I am wondering if there are any similarites between DCAP and remote sensing in their funcionality or if they do totally different things.
thank you,
Rachel
These are completely different. DCAP is a control method while remote sensing is simply a way to regulate the output voltage more precisely by overcoming IR drops.
Did you have specific design requirements in mind?
Thank you for the reply Chris,
A customer is looking for a load step of 7.5A @ 20A/μS so correct me if I am wrong but the DCAP method helps to improve the load transient response? Are there any other chips that have fast load steps of that magnitude that don’t use any DCAP methods?

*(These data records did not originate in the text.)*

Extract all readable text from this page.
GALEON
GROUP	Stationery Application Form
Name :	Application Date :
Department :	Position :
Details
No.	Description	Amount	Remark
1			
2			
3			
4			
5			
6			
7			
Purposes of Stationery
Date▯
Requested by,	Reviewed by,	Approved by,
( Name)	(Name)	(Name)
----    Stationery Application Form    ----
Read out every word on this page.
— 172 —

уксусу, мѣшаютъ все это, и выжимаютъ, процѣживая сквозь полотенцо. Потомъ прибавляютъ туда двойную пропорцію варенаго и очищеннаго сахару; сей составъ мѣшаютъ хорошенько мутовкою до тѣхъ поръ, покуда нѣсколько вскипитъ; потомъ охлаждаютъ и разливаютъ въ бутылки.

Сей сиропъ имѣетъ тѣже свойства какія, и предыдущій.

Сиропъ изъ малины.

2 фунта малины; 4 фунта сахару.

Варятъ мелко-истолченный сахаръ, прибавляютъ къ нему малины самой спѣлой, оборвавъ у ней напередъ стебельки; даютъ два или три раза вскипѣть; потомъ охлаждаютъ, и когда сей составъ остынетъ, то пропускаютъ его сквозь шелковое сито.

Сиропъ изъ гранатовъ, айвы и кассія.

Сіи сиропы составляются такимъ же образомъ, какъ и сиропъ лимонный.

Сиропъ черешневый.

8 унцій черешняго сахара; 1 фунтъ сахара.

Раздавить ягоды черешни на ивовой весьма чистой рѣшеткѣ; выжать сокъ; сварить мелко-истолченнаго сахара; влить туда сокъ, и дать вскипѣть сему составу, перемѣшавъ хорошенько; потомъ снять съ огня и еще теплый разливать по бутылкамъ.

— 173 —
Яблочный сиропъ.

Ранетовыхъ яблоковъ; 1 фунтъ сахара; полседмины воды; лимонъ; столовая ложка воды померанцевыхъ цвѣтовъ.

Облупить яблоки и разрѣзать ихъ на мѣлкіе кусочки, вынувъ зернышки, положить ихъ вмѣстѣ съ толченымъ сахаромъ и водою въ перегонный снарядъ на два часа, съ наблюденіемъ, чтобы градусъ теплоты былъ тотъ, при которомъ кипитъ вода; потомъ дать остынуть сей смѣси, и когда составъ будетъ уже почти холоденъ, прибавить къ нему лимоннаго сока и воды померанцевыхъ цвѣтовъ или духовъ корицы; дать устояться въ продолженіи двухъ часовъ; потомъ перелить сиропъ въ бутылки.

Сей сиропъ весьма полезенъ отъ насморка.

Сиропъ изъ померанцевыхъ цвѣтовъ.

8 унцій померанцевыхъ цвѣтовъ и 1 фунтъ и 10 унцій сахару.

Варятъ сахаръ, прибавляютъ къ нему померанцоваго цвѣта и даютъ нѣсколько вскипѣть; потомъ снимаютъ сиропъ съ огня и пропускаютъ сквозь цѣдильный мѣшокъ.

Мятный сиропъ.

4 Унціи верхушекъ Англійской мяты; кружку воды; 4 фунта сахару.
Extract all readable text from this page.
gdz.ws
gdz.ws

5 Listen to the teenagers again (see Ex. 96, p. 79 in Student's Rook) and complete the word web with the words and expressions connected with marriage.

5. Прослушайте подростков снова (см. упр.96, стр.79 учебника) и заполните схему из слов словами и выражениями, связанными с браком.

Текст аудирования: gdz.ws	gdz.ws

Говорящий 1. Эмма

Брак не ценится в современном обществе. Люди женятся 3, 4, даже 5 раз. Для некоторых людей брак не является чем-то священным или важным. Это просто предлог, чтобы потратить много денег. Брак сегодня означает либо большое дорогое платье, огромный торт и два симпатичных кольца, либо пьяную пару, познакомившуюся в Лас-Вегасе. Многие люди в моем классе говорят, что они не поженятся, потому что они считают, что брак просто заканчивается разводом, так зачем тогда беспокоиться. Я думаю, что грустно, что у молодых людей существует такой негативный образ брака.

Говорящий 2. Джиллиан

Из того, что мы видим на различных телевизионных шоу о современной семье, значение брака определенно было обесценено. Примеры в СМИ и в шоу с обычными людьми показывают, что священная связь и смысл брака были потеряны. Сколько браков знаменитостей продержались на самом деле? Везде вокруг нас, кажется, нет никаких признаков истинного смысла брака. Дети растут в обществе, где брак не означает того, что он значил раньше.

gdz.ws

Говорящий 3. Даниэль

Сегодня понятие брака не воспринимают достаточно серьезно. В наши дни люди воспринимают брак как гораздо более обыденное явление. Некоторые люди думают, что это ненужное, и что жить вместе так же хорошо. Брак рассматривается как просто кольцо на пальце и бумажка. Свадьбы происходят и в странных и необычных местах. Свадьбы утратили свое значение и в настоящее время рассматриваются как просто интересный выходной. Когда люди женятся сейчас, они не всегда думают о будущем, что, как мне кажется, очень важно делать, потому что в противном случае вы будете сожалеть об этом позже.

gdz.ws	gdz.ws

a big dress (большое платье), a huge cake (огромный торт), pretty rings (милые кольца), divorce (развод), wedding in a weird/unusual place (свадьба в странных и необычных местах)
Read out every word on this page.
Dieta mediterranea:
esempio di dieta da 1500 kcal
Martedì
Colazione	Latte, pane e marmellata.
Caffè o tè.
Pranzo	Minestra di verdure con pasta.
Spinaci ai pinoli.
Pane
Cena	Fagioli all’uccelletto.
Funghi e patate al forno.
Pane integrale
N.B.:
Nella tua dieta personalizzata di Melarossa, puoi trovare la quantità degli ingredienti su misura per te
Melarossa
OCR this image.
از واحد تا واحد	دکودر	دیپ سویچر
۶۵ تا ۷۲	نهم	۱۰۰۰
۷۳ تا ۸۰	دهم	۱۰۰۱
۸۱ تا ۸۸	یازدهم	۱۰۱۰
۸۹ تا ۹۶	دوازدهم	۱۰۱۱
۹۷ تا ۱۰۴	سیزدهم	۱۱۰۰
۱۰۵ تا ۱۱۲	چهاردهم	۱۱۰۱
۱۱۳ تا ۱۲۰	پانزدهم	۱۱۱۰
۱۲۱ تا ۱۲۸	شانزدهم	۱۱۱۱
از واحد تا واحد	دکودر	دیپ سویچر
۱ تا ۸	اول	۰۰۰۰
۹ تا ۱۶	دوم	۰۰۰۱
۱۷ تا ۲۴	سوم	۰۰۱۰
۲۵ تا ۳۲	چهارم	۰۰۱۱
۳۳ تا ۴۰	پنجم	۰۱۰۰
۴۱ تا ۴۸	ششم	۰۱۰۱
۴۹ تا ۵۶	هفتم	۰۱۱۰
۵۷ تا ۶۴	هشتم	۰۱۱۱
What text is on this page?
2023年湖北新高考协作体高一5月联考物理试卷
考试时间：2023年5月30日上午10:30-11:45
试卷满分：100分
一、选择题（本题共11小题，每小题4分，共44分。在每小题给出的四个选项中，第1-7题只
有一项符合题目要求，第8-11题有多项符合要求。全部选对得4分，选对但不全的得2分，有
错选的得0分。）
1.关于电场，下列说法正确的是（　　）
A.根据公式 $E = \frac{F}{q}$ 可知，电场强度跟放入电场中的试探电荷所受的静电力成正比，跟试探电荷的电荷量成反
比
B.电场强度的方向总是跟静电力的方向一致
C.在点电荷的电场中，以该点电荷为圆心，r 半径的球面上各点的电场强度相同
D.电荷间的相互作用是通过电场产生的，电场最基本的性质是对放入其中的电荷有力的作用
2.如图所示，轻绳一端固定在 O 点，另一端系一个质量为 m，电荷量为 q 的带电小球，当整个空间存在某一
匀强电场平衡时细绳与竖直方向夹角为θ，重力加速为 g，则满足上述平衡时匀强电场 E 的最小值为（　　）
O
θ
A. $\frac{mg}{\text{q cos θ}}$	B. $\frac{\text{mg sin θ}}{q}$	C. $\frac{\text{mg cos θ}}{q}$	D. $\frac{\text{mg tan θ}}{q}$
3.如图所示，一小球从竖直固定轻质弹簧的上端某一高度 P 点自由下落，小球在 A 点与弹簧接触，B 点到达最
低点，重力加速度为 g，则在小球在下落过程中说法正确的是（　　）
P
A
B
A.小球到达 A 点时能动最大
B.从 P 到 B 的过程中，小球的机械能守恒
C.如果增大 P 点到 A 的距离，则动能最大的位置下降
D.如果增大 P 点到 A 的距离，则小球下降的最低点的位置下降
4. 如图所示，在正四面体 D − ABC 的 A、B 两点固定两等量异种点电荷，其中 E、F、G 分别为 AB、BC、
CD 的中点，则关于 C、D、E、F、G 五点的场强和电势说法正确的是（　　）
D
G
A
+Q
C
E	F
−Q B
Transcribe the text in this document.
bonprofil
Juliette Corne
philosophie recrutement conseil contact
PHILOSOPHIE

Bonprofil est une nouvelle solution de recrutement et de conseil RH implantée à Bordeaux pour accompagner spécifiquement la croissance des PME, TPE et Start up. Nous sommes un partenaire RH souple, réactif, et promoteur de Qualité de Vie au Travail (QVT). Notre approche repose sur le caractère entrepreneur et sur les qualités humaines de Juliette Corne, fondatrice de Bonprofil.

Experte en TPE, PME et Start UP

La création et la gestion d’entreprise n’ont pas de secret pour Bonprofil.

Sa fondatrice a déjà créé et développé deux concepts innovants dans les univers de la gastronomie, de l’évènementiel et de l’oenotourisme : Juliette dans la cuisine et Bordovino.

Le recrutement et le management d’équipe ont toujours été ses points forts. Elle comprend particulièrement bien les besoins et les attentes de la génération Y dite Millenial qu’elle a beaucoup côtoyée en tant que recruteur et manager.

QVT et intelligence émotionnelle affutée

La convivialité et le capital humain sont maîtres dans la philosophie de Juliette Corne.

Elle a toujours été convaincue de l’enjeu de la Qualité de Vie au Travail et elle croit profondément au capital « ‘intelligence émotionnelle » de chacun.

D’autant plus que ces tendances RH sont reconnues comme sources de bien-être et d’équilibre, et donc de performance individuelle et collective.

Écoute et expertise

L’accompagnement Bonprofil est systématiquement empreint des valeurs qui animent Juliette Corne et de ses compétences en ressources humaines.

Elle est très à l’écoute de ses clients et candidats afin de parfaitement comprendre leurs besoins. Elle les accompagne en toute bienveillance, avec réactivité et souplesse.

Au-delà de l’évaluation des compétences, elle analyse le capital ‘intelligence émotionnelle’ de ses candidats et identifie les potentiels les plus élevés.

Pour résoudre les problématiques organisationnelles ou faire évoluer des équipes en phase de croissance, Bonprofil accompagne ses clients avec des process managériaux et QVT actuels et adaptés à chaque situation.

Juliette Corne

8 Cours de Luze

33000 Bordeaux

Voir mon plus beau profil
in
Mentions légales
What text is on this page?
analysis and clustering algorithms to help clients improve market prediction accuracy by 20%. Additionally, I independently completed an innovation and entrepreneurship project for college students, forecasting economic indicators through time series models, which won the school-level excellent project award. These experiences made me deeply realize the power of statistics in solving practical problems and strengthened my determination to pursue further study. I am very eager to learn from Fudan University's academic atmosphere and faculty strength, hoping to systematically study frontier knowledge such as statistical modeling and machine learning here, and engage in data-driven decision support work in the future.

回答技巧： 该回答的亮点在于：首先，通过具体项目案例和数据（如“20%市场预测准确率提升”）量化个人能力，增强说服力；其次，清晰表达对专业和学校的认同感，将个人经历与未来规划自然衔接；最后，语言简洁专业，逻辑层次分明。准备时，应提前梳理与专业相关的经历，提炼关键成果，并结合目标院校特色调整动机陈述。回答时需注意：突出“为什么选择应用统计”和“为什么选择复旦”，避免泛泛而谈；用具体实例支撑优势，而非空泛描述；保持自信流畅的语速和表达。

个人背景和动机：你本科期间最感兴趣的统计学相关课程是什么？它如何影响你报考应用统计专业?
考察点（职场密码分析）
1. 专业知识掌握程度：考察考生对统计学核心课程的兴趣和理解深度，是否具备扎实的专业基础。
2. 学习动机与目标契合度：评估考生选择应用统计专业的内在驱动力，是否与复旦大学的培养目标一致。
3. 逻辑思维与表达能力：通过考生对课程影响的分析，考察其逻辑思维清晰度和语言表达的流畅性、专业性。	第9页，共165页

On the remote sensing side, can all DC/DC converters use remote sensing with some external circuitry i.e. op amp and resistors and caps, or would they have to have that functionality built into the chip?
DCAP uses adaptive on time to adjust the output duty cycle on a pulse by pulse basis without the delay of a cmpensated error amplifier. 7.5 A @ 20 A / usec is a rather extreme load step requirement. Even an adaptive on time controller may require a fair amount of output capacitance to cope with that load step.
Most dc/dc converters do not have differential inputs for teh error amplifier to accomodate +sense and -sense connections. You can certainly build that circuit externally and generate a single ended output to the VSENSE input of the converter.